At one A-list bash, Reiner recalls, the actor Edward G. Robinson came up to them and said, "You should make a play out of that 1,000 Year Old Man. I want to play him on Broadway."

Reiner corrected him. "It's the 2,000 Year Old Man."

"I can play any age!" Robinson retorted.

Brooks and Reiner recorded several bestselling albums and an animated TV special featuring the 2,000 Year Old Man.

Three of Brooks' movies rank in the American Film Institute's top 100 comedy films of all time, all in the top 20: Blazing Saddles, The Producers and Young Frankenstein. Reiner developed the pilot for The Dick Van Dyke Show based on his experience at Your Show of Shows, and has directed and co-written many films since, including four starring Steve Martin.

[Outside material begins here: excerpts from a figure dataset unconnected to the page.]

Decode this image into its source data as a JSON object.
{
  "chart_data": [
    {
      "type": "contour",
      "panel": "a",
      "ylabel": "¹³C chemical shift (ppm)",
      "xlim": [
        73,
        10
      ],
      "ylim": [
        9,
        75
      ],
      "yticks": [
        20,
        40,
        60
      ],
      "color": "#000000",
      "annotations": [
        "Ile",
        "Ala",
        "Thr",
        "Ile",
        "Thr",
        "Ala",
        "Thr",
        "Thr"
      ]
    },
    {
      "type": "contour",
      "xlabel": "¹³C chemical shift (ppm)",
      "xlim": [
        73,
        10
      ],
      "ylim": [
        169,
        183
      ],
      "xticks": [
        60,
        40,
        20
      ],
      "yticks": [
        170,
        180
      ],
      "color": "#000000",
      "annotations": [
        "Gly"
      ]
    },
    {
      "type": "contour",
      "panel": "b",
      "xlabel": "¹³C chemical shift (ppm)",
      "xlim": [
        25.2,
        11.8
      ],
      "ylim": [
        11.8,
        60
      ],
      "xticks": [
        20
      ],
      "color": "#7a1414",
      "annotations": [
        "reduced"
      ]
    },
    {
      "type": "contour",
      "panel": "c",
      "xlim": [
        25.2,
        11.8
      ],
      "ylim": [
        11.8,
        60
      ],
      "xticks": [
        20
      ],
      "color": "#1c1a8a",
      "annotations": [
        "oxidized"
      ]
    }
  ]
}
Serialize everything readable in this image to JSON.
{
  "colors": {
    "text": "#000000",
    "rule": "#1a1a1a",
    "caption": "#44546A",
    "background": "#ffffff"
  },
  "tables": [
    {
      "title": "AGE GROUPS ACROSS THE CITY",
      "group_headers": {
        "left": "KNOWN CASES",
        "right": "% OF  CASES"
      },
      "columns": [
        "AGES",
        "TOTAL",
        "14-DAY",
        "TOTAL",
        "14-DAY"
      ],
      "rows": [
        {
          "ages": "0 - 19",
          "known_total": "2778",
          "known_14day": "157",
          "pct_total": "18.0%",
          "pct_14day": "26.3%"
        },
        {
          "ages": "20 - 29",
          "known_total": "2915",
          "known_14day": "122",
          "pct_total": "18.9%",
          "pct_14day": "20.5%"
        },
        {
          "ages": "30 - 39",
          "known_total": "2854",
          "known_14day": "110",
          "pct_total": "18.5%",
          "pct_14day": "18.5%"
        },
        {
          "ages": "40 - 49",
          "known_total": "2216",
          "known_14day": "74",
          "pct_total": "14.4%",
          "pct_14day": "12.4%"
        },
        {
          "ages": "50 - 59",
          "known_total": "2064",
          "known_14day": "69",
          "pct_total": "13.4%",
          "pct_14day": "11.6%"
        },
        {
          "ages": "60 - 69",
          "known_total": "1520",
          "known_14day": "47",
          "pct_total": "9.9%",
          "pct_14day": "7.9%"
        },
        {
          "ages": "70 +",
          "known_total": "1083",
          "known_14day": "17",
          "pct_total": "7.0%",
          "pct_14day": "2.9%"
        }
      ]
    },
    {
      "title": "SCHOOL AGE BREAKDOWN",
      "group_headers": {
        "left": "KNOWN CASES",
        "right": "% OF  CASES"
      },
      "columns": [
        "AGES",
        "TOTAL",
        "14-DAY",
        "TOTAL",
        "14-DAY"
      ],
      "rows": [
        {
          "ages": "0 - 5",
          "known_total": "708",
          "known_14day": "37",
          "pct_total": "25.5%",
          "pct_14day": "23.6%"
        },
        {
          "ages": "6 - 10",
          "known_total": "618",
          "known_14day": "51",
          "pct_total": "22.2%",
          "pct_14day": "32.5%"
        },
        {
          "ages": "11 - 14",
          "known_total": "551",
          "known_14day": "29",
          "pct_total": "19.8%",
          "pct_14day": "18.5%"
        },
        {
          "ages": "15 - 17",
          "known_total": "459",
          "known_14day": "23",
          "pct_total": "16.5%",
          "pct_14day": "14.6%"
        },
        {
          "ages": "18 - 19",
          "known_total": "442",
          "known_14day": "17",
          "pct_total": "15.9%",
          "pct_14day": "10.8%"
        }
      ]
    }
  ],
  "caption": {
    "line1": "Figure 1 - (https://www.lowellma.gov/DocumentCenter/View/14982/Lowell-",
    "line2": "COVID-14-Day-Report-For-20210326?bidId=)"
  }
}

In addition, Reiner and Brooks not only wrote the first good skit and situation comedies, they set the stage for the best ones that followed, like Seinfeld.

As Maron says to Brooks, "Jewish timing" now prevails in modern comedy.

What is its distinguishing feature?

"You know, it has to do with fear," Brooks tells Maron, chuckling. "There's a great energy that fear can create. 'Is that guy coming for me? Is that a f----n' swastika?!' Fear is always lurking and it creates a pizzazz, an energy.

Fight or flight - it's right there, for every Jew."

Reiner was a perennial straight man on-stage. He describes his gift as being the "master Master of Ceremonies," somebody who likes nothing better than showing other people at their best. He says he's never seen better emceeing than that of Jimmy Kimmel at the Emmys last September. Reiner rhapsodizes over the bit where Kimmel (who may have "Jewish timing" but is Roman Catholic) introduced his parents in the audience.

Kimmel reminisced about his mother and father telling him as a child that he could achieve anything he wanted in life, then blamed them for his not winning an Emmy that night and ordered them escorted out of the auditorium.

There'd be no shtick like Kimmel's if there hadn't been Brooks and Reiner first. Thanks for the reminder, Marc Maron. I hope everybody tunes in to your fabulous show.